No atual ambiente limitado, são poucas as opções; mas ainda há algumas oportunidades. Uma das melhores oportunidades para a Espanha está no seu constante poder de atração para os estudantes internacionais. Números de 2011/2012 indicam que a Espanha recebeu mais estudantes via ERASMUS do que qualquer outro país participante (39.300 estudantes, representando 19% do total do ano), e 6 das 10 instituições que mais recebiam alunos da rede Erasmus eram espanholas. Fora da Europa, a Espanha costuma estar entre os três países que mais recebem estudantes americanos - foram 25.965 participantes dos EUA em 2010/2011, um aumento de 51% em uma década.
 
Embora a internacionalização envolva muito mais do que a mobilidade dos estudantes, no momento a Espanha está concentrada nos “frutos mais acessíveis” para manter vivo seu impulso de internacionalização.
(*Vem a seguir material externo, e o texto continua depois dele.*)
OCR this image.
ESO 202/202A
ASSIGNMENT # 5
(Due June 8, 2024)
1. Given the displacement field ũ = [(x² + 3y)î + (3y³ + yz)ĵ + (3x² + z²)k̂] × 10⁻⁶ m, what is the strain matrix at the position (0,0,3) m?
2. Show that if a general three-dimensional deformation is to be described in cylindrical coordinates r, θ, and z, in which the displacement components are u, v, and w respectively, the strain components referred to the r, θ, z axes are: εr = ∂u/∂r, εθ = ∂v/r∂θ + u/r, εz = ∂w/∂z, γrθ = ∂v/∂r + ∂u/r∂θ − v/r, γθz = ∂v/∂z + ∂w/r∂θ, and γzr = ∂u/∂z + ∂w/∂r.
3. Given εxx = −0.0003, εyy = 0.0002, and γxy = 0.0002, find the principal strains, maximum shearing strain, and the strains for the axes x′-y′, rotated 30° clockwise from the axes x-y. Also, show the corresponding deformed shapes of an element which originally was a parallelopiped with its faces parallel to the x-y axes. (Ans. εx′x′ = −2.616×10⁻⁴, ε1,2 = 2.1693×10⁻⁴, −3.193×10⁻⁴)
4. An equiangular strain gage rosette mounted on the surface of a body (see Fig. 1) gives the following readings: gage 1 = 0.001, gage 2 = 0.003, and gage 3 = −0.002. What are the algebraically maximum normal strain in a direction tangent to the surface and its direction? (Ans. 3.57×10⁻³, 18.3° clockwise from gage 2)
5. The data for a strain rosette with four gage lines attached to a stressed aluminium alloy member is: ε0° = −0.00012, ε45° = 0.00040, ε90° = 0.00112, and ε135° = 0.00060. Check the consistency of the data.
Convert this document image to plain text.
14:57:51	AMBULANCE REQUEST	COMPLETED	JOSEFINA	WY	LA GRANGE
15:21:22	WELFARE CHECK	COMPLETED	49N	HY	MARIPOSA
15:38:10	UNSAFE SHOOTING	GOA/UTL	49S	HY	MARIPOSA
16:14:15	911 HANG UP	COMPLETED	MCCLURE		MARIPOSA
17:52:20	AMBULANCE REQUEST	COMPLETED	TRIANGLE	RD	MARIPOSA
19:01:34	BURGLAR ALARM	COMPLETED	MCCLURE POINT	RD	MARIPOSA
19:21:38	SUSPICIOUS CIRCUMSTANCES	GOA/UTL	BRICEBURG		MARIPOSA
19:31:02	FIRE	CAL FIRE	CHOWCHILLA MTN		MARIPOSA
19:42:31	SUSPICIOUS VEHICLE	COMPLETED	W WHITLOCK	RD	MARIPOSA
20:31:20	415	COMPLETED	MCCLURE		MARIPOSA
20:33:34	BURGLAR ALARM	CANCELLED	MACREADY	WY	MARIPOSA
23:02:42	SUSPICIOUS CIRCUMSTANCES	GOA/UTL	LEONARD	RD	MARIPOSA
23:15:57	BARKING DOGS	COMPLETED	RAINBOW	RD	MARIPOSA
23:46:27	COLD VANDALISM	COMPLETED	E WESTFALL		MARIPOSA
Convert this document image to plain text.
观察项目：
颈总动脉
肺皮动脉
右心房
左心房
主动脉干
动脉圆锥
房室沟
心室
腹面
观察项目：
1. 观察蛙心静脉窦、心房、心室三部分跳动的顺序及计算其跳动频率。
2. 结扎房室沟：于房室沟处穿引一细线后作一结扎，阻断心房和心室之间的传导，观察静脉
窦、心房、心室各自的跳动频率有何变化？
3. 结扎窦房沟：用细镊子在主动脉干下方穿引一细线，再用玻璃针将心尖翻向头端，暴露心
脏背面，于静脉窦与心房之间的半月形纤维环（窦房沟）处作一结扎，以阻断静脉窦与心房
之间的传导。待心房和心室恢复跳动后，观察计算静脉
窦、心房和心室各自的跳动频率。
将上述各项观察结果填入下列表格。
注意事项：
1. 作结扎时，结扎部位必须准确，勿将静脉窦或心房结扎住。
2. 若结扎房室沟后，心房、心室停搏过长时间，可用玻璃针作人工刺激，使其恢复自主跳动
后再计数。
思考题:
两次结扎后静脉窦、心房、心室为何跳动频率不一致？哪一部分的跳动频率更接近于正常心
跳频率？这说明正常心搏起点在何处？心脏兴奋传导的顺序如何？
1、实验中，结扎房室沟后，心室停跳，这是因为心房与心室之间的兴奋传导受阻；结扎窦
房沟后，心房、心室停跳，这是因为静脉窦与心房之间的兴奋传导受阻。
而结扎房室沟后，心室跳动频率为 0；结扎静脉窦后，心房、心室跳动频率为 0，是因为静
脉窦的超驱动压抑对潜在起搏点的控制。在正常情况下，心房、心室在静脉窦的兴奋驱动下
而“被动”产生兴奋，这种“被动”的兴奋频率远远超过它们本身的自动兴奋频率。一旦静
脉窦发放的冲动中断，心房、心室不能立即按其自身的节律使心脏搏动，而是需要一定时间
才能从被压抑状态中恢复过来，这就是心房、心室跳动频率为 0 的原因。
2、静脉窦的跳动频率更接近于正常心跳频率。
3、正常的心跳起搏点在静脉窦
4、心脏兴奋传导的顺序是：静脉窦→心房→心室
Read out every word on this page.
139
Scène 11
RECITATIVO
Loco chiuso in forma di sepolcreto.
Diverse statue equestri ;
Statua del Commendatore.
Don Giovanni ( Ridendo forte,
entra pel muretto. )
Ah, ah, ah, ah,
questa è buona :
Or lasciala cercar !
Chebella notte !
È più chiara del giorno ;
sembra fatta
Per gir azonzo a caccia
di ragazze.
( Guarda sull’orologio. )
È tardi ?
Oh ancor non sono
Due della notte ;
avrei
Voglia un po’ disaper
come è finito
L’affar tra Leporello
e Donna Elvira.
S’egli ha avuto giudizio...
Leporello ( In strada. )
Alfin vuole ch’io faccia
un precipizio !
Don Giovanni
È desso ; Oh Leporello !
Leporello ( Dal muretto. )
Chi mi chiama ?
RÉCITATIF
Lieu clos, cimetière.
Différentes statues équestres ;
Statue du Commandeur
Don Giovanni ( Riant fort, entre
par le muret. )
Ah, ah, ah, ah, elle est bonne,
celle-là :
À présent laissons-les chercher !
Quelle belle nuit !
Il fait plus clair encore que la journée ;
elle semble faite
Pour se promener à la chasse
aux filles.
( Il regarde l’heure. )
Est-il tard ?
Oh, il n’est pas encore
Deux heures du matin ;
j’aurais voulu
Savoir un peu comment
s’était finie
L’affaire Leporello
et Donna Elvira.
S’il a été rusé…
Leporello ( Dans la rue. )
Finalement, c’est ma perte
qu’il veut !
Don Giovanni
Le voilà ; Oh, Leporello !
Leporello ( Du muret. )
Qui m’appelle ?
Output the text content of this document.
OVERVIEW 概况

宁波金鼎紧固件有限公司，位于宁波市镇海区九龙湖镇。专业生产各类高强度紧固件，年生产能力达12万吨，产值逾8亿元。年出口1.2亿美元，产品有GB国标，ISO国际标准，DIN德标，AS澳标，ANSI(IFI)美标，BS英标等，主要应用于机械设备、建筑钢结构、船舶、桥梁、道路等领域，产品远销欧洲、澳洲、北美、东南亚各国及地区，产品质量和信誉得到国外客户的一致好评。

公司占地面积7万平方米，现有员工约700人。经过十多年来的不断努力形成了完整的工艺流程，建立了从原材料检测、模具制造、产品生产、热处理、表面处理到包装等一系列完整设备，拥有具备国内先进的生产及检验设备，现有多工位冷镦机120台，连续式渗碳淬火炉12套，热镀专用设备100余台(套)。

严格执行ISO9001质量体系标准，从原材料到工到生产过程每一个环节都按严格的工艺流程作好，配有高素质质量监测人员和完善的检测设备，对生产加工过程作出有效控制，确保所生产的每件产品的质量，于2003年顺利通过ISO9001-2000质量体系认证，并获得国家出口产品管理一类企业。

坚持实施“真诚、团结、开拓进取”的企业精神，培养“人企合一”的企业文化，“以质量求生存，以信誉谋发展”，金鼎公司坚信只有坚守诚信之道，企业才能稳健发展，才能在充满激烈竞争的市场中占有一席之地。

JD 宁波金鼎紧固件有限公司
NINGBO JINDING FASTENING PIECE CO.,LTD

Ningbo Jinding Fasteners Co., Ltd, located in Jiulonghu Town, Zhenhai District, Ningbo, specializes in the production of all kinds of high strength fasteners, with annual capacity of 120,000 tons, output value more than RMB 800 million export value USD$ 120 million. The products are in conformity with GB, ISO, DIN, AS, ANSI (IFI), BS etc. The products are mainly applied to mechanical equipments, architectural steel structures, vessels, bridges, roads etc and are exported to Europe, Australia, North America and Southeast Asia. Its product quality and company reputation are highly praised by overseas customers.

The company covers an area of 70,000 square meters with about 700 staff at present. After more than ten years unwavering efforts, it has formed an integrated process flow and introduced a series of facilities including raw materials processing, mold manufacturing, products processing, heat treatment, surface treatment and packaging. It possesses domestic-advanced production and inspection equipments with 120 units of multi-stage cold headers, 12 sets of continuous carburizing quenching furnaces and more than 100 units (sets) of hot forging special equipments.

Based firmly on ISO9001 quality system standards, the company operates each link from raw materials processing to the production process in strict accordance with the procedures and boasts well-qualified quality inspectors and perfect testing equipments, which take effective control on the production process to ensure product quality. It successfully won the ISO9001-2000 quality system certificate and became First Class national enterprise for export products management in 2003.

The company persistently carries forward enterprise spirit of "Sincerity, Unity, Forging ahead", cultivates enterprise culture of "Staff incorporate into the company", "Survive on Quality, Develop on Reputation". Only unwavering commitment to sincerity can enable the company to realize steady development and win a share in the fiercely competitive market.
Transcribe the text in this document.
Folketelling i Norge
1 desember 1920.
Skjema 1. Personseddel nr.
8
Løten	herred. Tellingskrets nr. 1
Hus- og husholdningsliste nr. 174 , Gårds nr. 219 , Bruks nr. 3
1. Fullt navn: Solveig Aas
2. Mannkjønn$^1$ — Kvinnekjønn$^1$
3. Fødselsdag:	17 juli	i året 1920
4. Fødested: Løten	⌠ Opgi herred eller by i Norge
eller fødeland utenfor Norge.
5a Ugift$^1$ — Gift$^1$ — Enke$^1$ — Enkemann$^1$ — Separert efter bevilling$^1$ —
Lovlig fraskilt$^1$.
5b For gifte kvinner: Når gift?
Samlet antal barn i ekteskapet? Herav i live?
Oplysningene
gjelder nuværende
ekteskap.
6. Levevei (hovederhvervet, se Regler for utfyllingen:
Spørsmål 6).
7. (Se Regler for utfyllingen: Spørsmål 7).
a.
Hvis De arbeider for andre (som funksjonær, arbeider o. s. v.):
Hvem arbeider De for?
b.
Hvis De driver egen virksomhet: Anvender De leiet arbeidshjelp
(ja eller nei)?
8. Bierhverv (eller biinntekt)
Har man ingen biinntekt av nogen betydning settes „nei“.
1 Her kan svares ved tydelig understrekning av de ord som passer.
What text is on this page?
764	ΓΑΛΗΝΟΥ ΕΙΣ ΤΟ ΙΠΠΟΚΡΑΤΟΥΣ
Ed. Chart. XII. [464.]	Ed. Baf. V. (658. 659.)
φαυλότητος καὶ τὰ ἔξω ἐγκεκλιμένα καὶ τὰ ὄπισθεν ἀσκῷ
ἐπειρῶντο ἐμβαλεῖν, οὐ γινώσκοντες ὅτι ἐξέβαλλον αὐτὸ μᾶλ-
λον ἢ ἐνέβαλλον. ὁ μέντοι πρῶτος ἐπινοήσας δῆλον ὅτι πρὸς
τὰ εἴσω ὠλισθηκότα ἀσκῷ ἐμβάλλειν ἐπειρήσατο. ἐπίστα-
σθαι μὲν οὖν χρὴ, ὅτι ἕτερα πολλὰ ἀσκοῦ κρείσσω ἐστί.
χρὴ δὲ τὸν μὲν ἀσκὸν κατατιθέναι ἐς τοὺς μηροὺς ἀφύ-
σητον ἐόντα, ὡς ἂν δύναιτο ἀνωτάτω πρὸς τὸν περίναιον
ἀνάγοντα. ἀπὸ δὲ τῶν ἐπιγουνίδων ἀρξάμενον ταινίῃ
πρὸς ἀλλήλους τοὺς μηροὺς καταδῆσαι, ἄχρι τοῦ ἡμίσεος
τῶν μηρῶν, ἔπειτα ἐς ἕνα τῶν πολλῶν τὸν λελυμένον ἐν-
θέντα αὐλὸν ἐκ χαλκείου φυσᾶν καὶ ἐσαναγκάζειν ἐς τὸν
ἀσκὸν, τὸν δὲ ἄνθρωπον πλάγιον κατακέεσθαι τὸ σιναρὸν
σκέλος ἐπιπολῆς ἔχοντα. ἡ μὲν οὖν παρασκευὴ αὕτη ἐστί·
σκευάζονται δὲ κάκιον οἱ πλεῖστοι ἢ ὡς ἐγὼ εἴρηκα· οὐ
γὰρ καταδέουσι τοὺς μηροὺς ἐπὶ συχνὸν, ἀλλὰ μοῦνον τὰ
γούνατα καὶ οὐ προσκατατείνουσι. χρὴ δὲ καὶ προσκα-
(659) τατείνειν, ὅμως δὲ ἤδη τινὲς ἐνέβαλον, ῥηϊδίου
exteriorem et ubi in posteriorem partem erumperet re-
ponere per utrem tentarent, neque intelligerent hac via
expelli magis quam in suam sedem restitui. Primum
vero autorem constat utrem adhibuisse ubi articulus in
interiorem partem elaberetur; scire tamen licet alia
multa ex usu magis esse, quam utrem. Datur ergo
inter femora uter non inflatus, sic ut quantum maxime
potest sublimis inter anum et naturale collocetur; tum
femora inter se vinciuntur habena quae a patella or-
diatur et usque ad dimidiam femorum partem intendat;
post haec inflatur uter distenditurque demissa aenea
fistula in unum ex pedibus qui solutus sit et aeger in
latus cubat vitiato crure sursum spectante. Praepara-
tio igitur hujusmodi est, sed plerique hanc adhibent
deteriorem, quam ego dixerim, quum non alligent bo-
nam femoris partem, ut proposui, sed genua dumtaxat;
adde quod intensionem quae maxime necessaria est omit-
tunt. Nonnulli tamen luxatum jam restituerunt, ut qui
As universidades espanholas devem propor estratégias eficazes e de baixo custo, incluindo a internacionalização do currículo e outras atividades de “internacionalização doméstica”. Conforme a crise de afasta, entretanto, o país deve retomar as coisas do ponto em que foram interrompidas - implementando uma visão de internacionalização que melhore a qualidade institucional, sirva aos interesses nacionais e construa uma cultura universitária com base no envolvimento global enquanto princípio orientador da excelência acadêmica. Acima de tudo, a futura internacionalização da Espanha deve ser mais “resistente às crises”.